I have several problems with this. The first is that there is no such thing as a "typical edition" in the Byzantine Tradition. Within the rite, there are literally dozens of individual usages, within Churches, withiin eparchies and dioceses, and even within parishes. As the Liturgy is the property of the people, who hold it in trust for God, it is a living, dynamic organism that reflects the true genius of the people who celebrate it. Moreover, it has to be understood that the Byzantine Liturgy follows a monastic ordo (it would require twenty five separate books and about three hours to celebrate a Sunday Divine Liturgy in its fullness). This normative monastic form is redacted for cathedral and parochial usage according to local custom. Put bluntly, Tradition sets the MINIMUM that MUST be done on a given day, but the new translation, by OMITTING most of the optional material and then MANDATING the use of ONLY THAT TRANSLATION, have effectively defined the MAXIMUM that may be done in any parish. Want to sing all the antiphon verses? Sorry. Include all the little litanies? Out of luck! Include the "Grant it" petitions after Communion? No way! Thus, the new translation dumbs down the Liturgy and causes a spiritual atrophy among the faithful, who will never be able to learn about these wonderful parts of our worship.

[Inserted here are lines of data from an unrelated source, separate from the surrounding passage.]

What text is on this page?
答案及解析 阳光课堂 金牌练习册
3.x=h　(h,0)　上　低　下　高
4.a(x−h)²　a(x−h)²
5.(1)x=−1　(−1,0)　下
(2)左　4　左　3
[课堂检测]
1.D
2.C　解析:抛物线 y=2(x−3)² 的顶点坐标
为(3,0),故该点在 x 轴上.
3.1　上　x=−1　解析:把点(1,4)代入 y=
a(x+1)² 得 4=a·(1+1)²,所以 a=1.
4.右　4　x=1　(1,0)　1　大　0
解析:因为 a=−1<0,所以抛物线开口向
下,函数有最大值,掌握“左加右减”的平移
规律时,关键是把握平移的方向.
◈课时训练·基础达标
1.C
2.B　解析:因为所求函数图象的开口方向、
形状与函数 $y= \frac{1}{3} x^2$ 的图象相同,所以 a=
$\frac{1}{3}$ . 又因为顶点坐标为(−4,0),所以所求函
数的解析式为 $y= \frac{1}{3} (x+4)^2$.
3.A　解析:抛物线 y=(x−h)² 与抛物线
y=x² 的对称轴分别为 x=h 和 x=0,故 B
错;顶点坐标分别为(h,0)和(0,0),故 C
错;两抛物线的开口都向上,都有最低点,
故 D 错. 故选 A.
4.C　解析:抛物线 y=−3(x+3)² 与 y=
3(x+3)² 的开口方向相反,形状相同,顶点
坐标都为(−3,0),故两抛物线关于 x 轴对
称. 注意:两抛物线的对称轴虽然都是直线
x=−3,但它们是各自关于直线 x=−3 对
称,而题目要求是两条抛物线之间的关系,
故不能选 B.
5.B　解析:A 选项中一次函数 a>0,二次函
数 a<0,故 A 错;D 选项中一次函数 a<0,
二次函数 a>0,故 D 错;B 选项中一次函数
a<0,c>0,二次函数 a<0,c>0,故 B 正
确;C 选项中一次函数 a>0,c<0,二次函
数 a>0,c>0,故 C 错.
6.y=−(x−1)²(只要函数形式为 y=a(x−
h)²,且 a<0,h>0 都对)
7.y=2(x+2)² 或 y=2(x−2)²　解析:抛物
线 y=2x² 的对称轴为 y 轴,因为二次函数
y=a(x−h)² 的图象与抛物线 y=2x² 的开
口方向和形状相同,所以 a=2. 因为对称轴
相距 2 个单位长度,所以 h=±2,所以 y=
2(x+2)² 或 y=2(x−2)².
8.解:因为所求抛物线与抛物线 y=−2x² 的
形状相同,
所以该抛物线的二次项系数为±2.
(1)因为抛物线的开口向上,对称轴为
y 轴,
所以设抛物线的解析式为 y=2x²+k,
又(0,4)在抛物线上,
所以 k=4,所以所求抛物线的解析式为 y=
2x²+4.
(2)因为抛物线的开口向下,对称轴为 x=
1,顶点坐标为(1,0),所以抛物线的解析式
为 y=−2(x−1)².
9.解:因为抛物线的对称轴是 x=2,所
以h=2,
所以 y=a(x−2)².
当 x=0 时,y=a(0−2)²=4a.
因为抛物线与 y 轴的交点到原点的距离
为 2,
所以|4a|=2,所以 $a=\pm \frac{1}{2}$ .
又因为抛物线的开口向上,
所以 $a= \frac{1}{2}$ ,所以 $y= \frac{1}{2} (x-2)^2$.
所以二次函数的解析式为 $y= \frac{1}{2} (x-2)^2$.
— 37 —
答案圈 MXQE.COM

And, to add insult to injury, this liturgical commission, which was originally tasked only to make a full and accurate translation of the Ruthenian Recension published in Rome in the 1940s (widely regarded as one of the best examples of liturgical scholarship of its time, and widely used even by Orthodox scholars and Churches) have turned away from the Slavonic text and are using the Greek text for their source material. When one understands that the Ruthenian recension is a pre-Nikonian usage much older than the current Greek texts, one wonders what they were thinking. Some people who reviewed the earlier drafts of the translation, as well as the current version, believe that the translators just didn't have the facility in Slavonic to do the job, so turned to Greek, where there are far more published glossaries and other study aids.
Thus, in one stroke, our God-loving bishops have managed to repeat both the errors of Vatican II and the errors of the Nikonian Reform. I take it as proof positive that Darwin had to be wrong.
If our God-loving bishops and their cohorts succeed, the new liturgy will make it impossible for the Ruthanian Church to cooperate with any Orthodox Church, not even (perhaps I should say, especially) the Carpatho-Rusyn Orthodox Church, and even with other Greek Catholic Churches--the Ukrainians, Romanians and Melkites. The Ruthenians thus would be neither fish nor fowl, but would remain something apart, the "tertium quid", and the small (and ever shrinking) circle of Ruthenian priests will be free to be big fish in a very small pond, third rate academics playing around with something that is rightly the patrimony of the entire People of God.
I was going to write to Tony Esolen privately about this, since he is well atuned to the problems endemic in the Latin Church, but since this is out in the open, I wonder if he might not consider a separate thread for it. Perhaps we could call it, "When Bad Liturgy Happens to Good Churches"?
Posted by: Stuart Koehl | Apr 15, 2007 3:40:37 PM
>>>For meself, it doesn't seem to be the ugly, gratuitous kind of "inclusiveness" I usually despise. From what I understand of the Greek, it seems to be more in the spirit of the original.
How 'bout you?<<<
1. We're not Greeks, we're Slavs. We have a beautiful, pre-Nikonian Slavonic recension that calls out for a beautiful English translation.
2. We don't speak Greek, we speak English, and English does not have inclusive pronouns, nor does it have a neuter word for the collective of humanity.
3. If you can say "He is gracious and loves us all" without gagging, you have a stronger stomach than I do."